Meta’s move is a shot across the bow for closed AI ecosystems. With LLaMA 3.1 now available under the Meta AI License, competitors like Mistral AI and Together.ai are rushing to optimize it for their own hardware. “We’re seeing a 400% increase in LLaMA 3.1 fine-tuning requests since its release,” said Eugene Yan, CEO of Together.ai, in a Protocol interview.
But open-source isn’t a panacea. Google’s Gemini still leads in enterprise-grade security features, including its Confidential Computing for AI, which Meta cannot replicate with LLaMA 3.1. “The security gap is real,” said Bruce Schneier, Harvard’s cybersecurity expert. “Gemini’s end-to-end encryption for model weights is something open-source alternatives can’t match yet.”
Regulators Are Watching: Is This a Monopoly Move?
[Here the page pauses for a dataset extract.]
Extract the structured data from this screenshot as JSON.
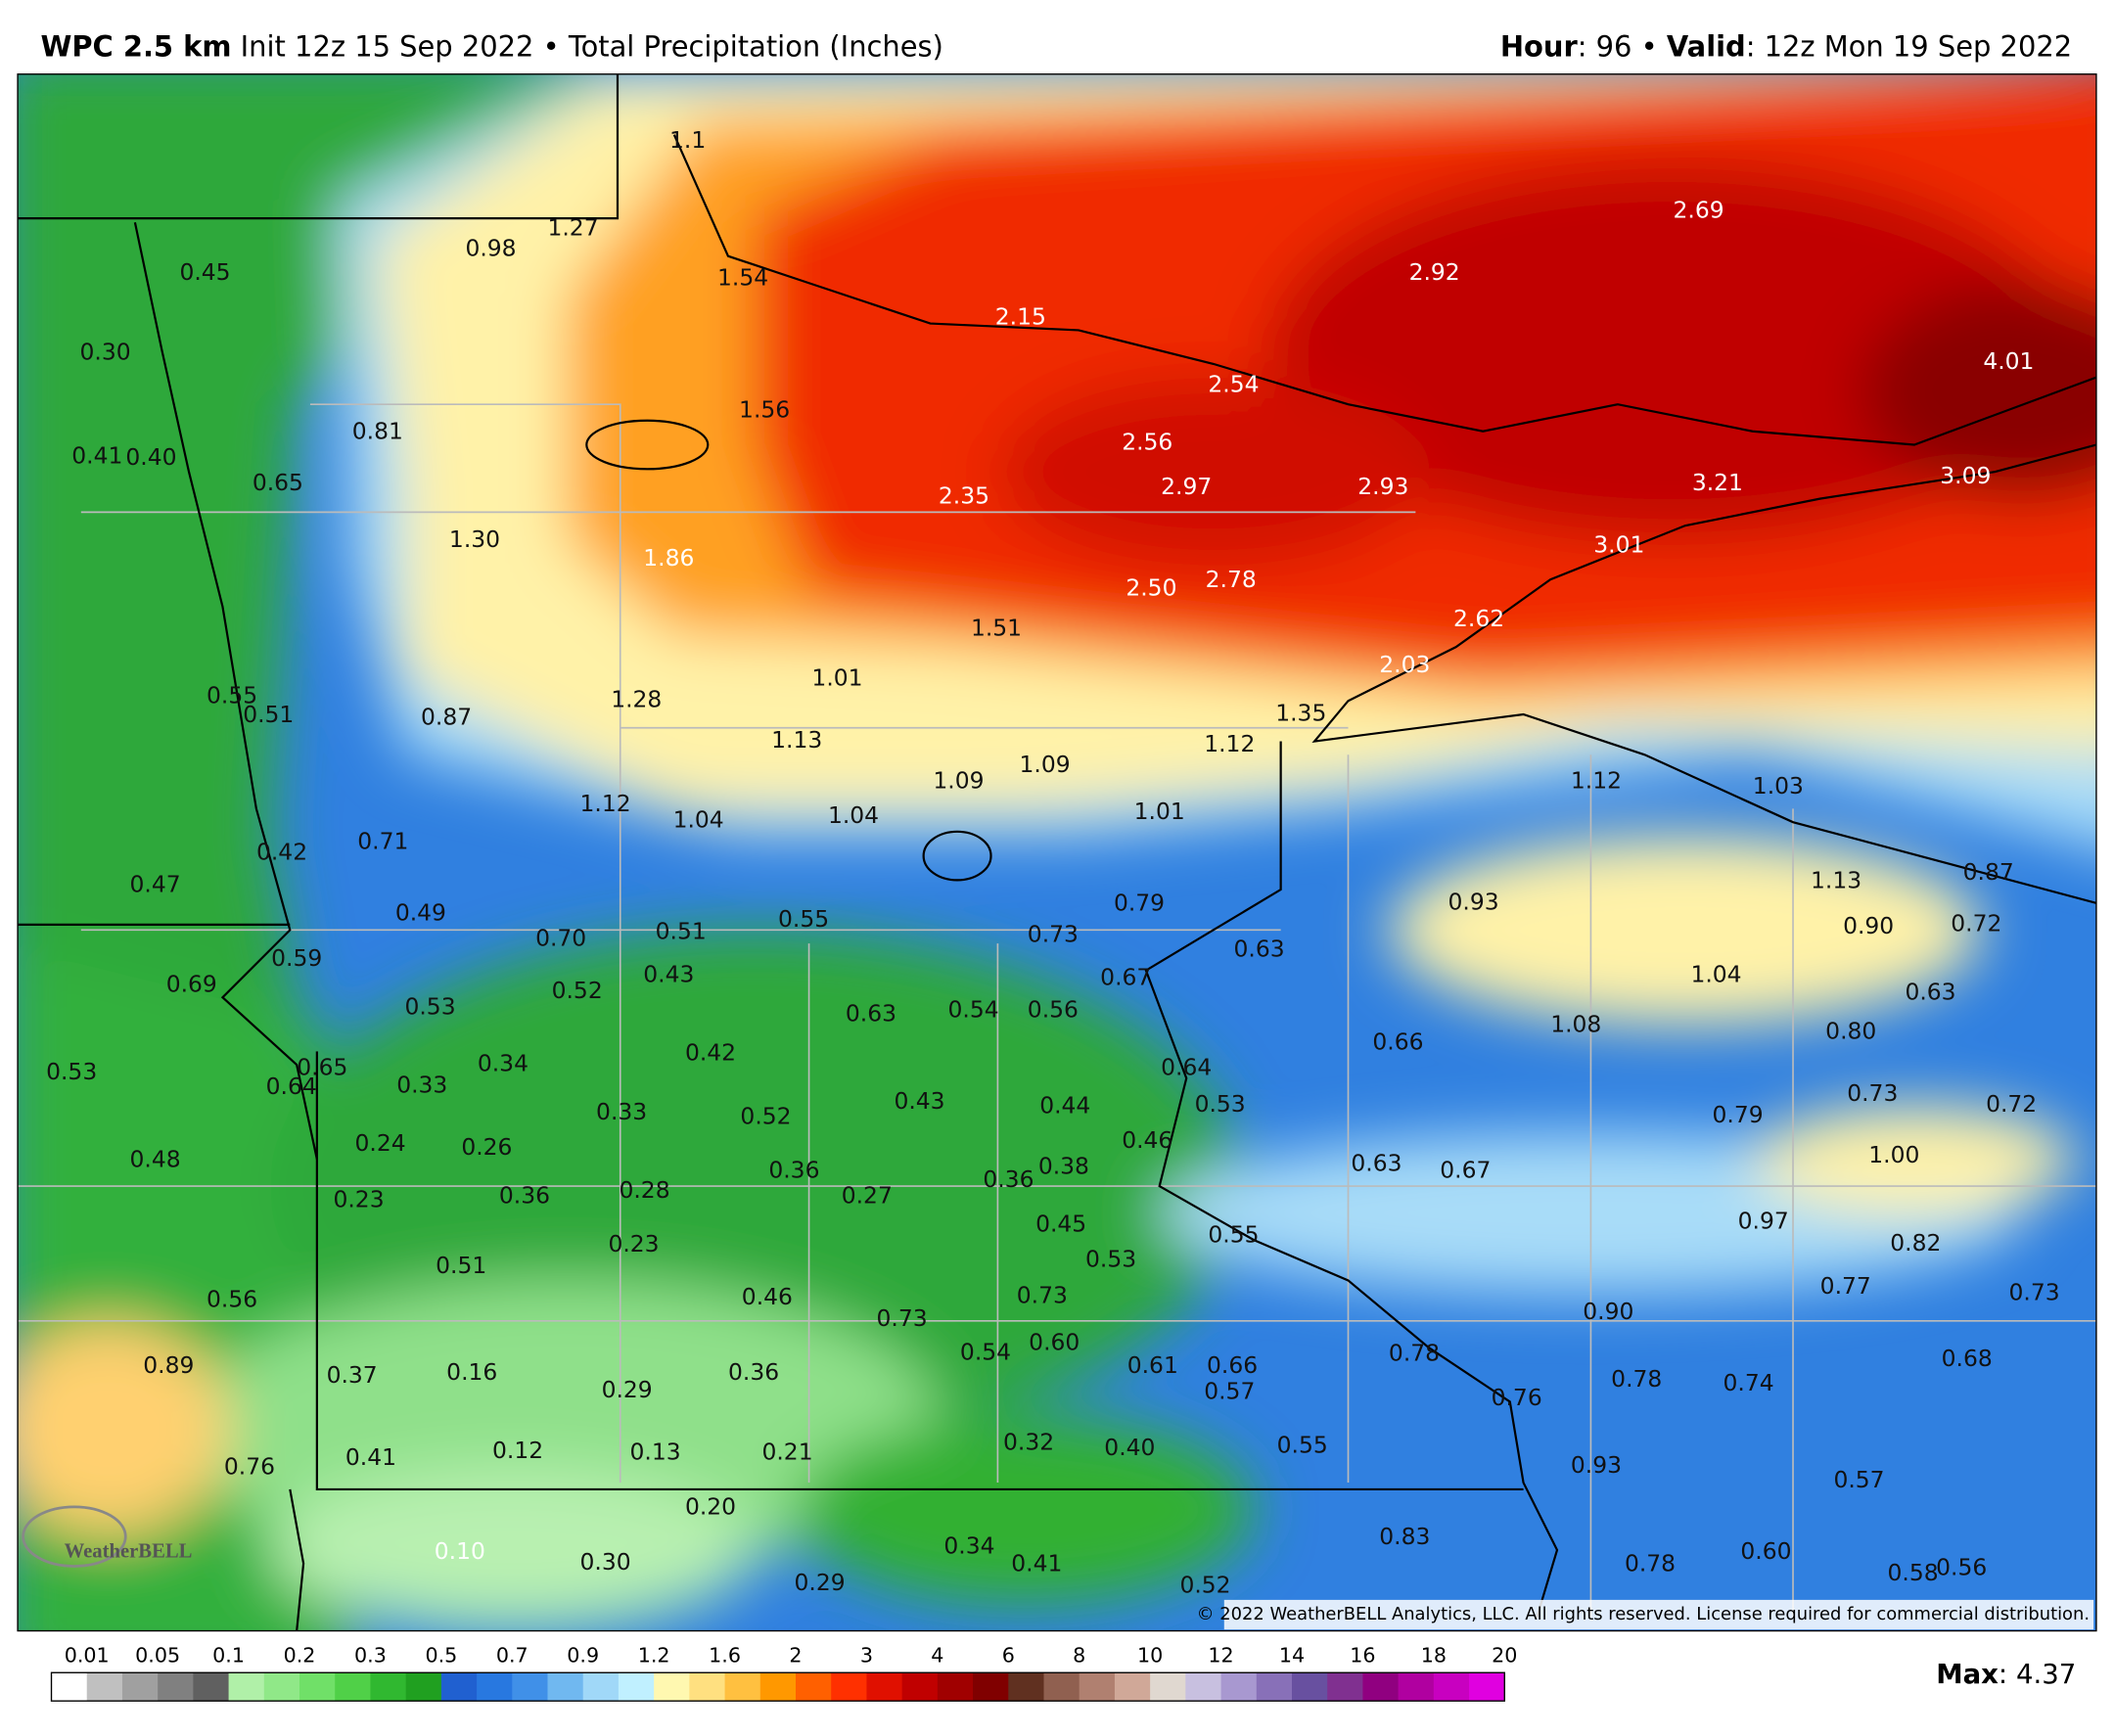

Google’s capacity restrictions could draw antitrust scrutiny. The EU’s Digital Markets Act (DMA) prohibits “unfair” restrictions on access to essential services—something Meta’s general counsel, Colin Stretch, hinted at in a Financial Times interview. “We’re reviewing whether Google’s TPU allocation policies comply with DMA rules,” Stretch said, without elaborating.

In the U.S., the FTC is already probing Google’s cloud practices. A May 2025 lawsuit accused Google of using its dominance in search to stifle competition in cloud AI. This latest move could strengthen Meta’s case if it can prove Google’s TPU restrictions are retaliatory.
What Happens Next?
- Meta’s AI roadmap slows: LLaMA 3.1’s deployment will take 6–9 months to reach Gemini’s scale, pushing back Meta’s 2027 generative ad ambitions.
- AWS and Nvidia gain ground: Meta’s migration to Trainium and H100s accelerates AWS’s lead in hyperscale AI, while Nvidia’s CUDA optimizations for LLaMA 3.1 make it the de facto open-source standard.
- Google’s cloud margins shrink: Without Meta’s 300,000-core commitment, Google must now compete harder for enterprise AI clients, likely leading to further TPU pricing adjustments.
- Open-source AI fragments: The LLaMA 3.1 rush could splinter the AI ecosystem, with forks optimized for different hardware (ARM vs. x86) and use cases.
This isn’t the end of Meta’s AI plans—it’s a pivot. By forcing Meta’s hand, Google has inadvertently accelerated the shift toward open-source AI, but at the cost of ceding ground to AWS and Nvidia. The real winner? Developers, who now have more choices—but the losers may be end users, who could see slower innovation if the AI arms race fragments into competing standards.
One thing is clear: the cloud wars are no longer just about infrastructure. They’re about control—and Meta just called Google’s bluff.